In 1979, after we moved the Hot AC format from WAVZ to WKCI as KC101, Tom and assistant engineer Lloyd Prezant purchased and installed a similar system for the new FM format. It required two Crown crossovers to output three stereo bands and three stereo dBx compressors. We did not use any EQ or filtering for FM, and the outputs of the dBx compressors were summed resistively and fed an Orban Optimod 8000, state of the art at the time, running only 1 to 2db of gain reduction in "Limit Only" mode. Our top secret weapon at the time was the pair of diodes with which Tom retrofitted the baseband input of the Harris exciter, this was the state of the art of composite limiting/clipping at that time. Tom had to haul the 'scope up to the transmitter to adjust the composite input and eliminate any pilot modulation whenever I made an adjustment to the multiband system at the studio, since the Optimod 8000 composite output was far from being a "brick wall" like its successor, the 8100.
The Optimod 8100 was not even on the market yet, until well after I moved on in 1980 to NBC's 97WYNY/New York, where, at my request, chief operating engineer Randy Hoffner, who went on to develop the analog TV stereo audio system adopted by the FCC in 1985, built a 4-band component processing system using the then-new concept of active op amp crossovers and lookahead limiting of the type previously used primarily in the vinyl disc cutting process.

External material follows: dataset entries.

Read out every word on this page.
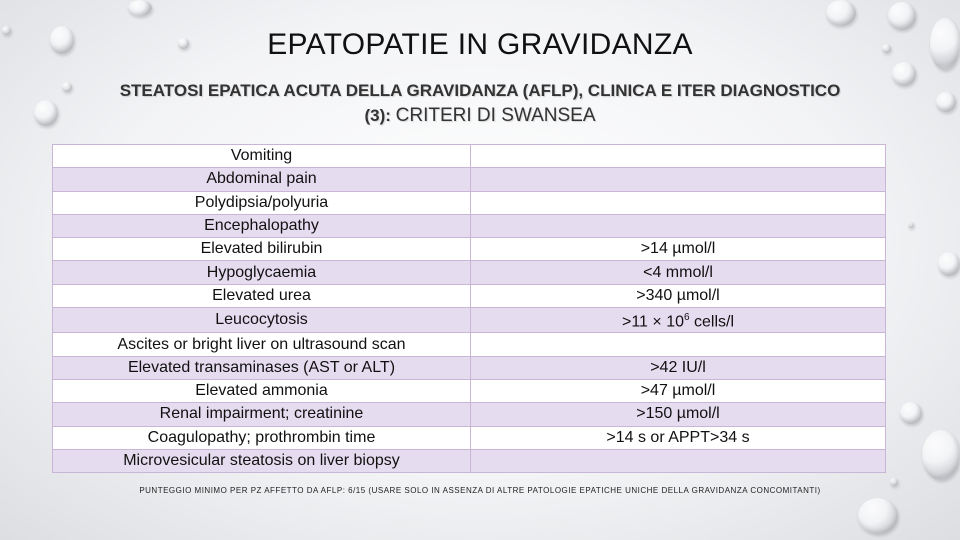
EPATOPATIE IN GRAVIDANZA
STEATOSI EPATICA ACUTA DELLA GRAVIDANZA (AFLP), CLINICA E ITER DIAGNOSTICO (3): CRITERI DI SWANSEA
Vomiting	
Abdominal pain	
Polydipsia/polyuria	
Encephalopathy	
Elevated bilirubin	>14 µmol/l
Hypoglycaemia	<4 mmol/l
Elevated urea	>340 µmol/l
Leucocytosis	$>11 \times 10^6$ cells/l
Ascites or bright liver on ultrasound scan	
Elevated transaminases (AST or ALT)	>42 IU/l
Elevated ammonia	>47 µmol/l
Renal impairment; creatinine	>150 µmol/l
Coagulopathy; prothrombin time	>14 s or APPT>34 s
Microvesicular steatosis on liver biopsy	
PUNTEGGIO MINIMO PER PZ AFFETTO DA AFLP: 6/15 (USARE SOLO IN ASSENZA DI ALTRE PATOLOGIE EPATICHE UNICHE DELLA GRAVIDANZA CONCOMITANTI)
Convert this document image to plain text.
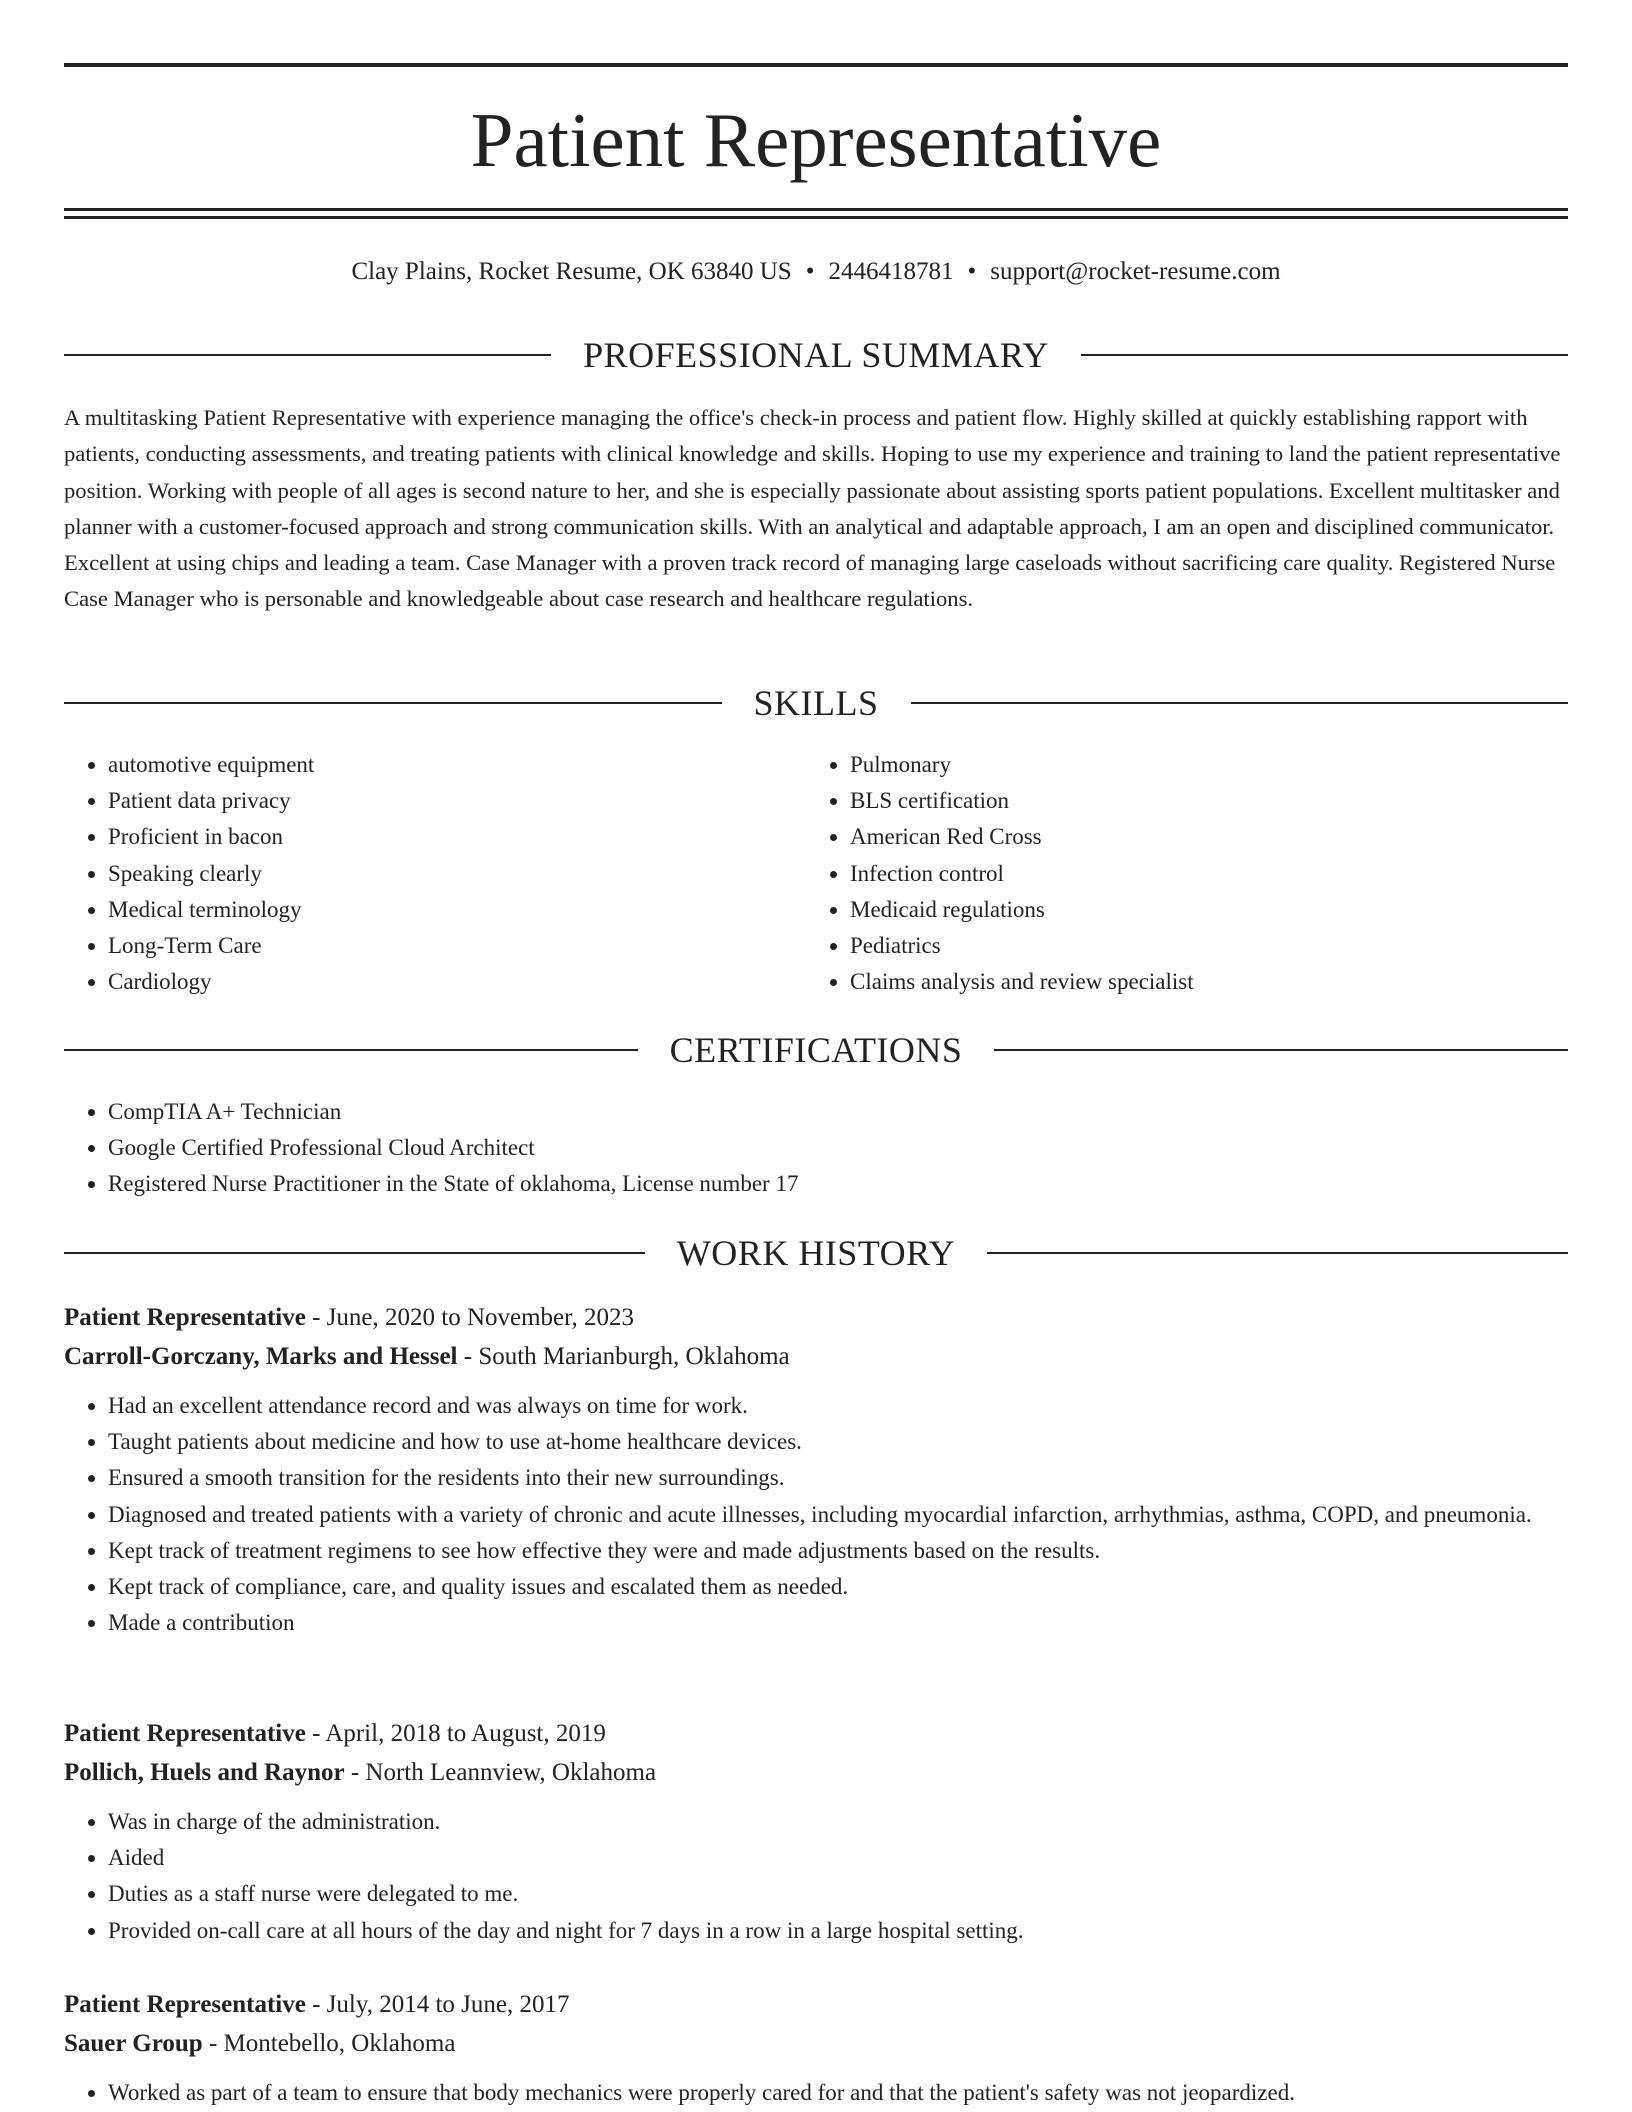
Patient Representative
Clay Plains, Rocket Resume, OK 63840 US • 2446418781 • support@rocket-resume.com
PROFESSIONAL SUMMARY

A multitasking Patient Representative with experience managing the office's check-in process and patient flow. Highly skilled at quickly establishing rapport with patients, conducting assessments, and treating patients with clinical knowledge and skills. Hoping to use my experience and training to land the patient representative position. Working with people of all ages is second nature to her, and she is especially passionate about assisting sports patient populations. Excellent multitasker and planner with a customer-focused approach and strong communication skills. With an analytical and adaptable approach, I am an open and disciplined communicator. Excellent at using chips and leading a team. Case Manager with a proven track record of managing large caseloads without sacrificing care quality. Registered Nurse Case Manager who is personable and knowledgeable about case research and healthcare regulations.

SKILLS
• automotive equipment
• Patient data privacy
• Proficient in bacon
• Speaking clearly
• Medical terminology
• Long-Term Care
• Cardiology
• Pulmonary
• BLS certification
• American Red Cross
• Infection control
• Medicaid regulations
• Pediatrics
• Claims analysis and review specialist
CERTIFICATIONS
• CompTIA A+ Technician
• Google Certified Professional Cloud Architect
• Registered Nurse Practitioner in the State of oklahoma, License number 17
WORK HISTORY
Patient Representative - June, 2020 to November, 2023
Carroll-Gorczany, Marks and Hessel - South Marianburgh, Oklahoma
• Had an excellent attendance record and was always on time for work.
• Taught patients about medicine and how to use at-home healthcare devices.
• Ensured a smooth transition for the residents into their new surroundings.
• Diagnosed and treated patients with a variety of chronic and acute illnesses, including myocardial infarction, arrhythmias, asthma, COPD, and pneumonia.
• Kept track of treatment regimens to see how effective they were and made adjustments based on the results.
• Kept track of compliance, care, and quality issues and escalated them as needed.
• Made a contribution
Patient Representative - April, 2018 to August, 2019
Pollich, Huels and Raynor - North Leannview, Oklahoma
• Was in charge of the administration.
• Aided
• Duties as a staff nurse were delegated to me.
• Provided on-call care at all hours of the day and night for 7 days in a row in a large hospital setting.
Patient Representative - July, 2014 to June, 2017
Sauer Group - Montebello, Oklahoma
• Worked as part of a team to ensure that body mechanics were properly cared for and that the patient's safety was not jeopardized.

That system fed Bob Orban's first Optimod 8100 unit, followed soon after by Optimod 8100/A serial #00001. Eric Small prototyped his Modulation Sciences CP803 composite clipper on a breadboard circuit board at WYNY's Empire State Building transmitter, and used our team's suggestions to finalize the ultimate 'sound' of the box that would soon be found at nearly every FM station in the country.